• • •Reddish Egrets have a long, slender neck and a shaggy, rufous plume around the head and neck. Adults have a distinctive pink bill tipped in black. Although Little Blue Herons are somewhat similar in profile and color, their blue plumage is more vivid and they are smaller.
On the Gulf Coast, a completely white version of the Reddish Egret accounts for about 10 percent of the total population.
Look for Reddish Egrets at dawn and dusk along the beachfront, in tidal flats and brackish and saltwater marshes. They are whirling dervishes when feeding – stepping briskly through the water, staring intently and jumping and spinning around as they track small fish. They spread their wings wide to reduce the glare off the water and maintain their balance. And the elaborate dance may be, in part, to stir up potential meals of frogs, small fish and crustaceans.

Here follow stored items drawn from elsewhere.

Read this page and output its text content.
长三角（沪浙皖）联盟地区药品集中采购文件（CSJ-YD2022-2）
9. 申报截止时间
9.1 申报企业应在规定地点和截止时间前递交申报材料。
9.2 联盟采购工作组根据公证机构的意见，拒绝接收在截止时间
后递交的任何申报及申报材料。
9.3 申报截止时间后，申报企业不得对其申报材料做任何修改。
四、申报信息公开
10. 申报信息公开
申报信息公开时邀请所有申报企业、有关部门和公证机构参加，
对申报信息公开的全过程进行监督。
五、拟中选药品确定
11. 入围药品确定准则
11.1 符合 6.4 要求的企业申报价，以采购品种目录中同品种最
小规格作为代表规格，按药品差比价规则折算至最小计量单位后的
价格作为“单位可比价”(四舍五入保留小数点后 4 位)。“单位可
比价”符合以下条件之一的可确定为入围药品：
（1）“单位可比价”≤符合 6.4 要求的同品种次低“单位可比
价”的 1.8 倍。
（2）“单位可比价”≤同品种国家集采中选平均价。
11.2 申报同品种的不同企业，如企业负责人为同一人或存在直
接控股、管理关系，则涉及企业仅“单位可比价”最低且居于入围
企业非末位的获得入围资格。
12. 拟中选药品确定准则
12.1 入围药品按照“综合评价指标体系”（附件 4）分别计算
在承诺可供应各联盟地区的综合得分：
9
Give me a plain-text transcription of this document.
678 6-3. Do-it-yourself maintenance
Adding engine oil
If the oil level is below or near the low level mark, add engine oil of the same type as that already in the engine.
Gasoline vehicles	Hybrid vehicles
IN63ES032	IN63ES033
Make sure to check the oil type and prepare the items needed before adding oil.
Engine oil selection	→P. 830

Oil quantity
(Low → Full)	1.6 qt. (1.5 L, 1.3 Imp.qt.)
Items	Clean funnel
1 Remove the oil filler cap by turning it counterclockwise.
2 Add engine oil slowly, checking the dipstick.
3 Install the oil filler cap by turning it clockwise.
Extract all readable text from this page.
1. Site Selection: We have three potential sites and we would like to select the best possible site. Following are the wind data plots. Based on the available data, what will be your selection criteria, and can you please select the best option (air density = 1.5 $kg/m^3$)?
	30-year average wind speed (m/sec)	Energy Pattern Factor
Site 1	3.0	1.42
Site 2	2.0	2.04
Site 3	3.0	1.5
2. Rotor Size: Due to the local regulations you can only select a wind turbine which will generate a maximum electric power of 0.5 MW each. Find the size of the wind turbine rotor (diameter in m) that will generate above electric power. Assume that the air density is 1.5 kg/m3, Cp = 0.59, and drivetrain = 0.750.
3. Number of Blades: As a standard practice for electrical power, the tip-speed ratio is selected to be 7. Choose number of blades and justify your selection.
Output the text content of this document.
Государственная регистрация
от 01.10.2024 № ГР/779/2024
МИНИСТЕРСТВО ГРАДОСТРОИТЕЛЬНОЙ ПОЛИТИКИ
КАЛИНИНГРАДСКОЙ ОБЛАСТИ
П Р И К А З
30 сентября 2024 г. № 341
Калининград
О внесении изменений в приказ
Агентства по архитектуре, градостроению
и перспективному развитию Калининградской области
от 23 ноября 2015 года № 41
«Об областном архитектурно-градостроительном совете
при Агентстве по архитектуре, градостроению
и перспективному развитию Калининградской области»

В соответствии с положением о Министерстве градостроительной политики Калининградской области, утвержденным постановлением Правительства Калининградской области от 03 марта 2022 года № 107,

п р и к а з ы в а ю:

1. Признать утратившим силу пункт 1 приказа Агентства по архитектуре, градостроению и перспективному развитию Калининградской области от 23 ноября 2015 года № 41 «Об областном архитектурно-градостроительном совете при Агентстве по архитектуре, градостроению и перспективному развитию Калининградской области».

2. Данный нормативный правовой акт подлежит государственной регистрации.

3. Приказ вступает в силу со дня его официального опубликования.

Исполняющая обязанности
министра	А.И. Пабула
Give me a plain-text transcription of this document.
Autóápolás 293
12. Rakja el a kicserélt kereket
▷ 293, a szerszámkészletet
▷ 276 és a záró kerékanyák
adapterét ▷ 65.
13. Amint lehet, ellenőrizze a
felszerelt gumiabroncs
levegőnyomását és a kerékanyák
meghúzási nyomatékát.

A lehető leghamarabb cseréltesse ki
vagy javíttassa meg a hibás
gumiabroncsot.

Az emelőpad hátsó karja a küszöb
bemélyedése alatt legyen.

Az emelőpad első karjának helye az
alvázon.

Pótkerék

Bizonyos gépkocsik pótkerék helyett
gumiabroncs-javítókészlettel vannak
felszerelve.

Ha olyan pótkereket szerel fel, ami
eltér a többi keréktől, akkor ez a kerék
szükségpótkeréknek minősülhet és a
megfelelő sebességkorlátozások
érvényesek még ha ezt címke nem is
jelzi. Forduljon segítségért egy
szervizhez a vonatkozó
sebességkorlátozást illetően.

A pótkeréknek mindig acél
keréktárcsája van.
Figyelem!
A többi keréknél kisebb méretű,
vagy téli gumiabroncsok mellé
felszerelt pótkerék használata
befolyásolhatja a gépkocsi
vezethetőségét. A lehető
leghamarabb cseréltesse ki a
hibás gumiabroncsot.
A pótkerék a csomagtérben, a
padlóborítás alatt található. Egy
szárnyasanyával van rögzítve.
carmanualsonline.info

Reddish Egrets mate from March through late July, shaking and tossing their heads in courtship. They nest in colonies on coastal islands. Their nests, which nurture three to five pale, blue-green eggs, are built with sticks and twigs on the ground, in shrubs or on oyster shell beaches. Most of the estimated 2,000 nesting pairs of Reddish Egrets are in Texas.
May 15, 2012
A Reddish Egret stood in the shallow surf a ways up the beach on Bolivar Flats. It stared intently at the water, its head moving back and forth, tracing the path of small fish below. Then it jumped, spun around and stepped briskly through the water as if it was standing on hot coals. It was alternately graceful and spastic. All the while, it never took its eyes off the rushing water. Every once in a while it stabbed sharply with its bill. It took at least three attempts before it came up with a small fish.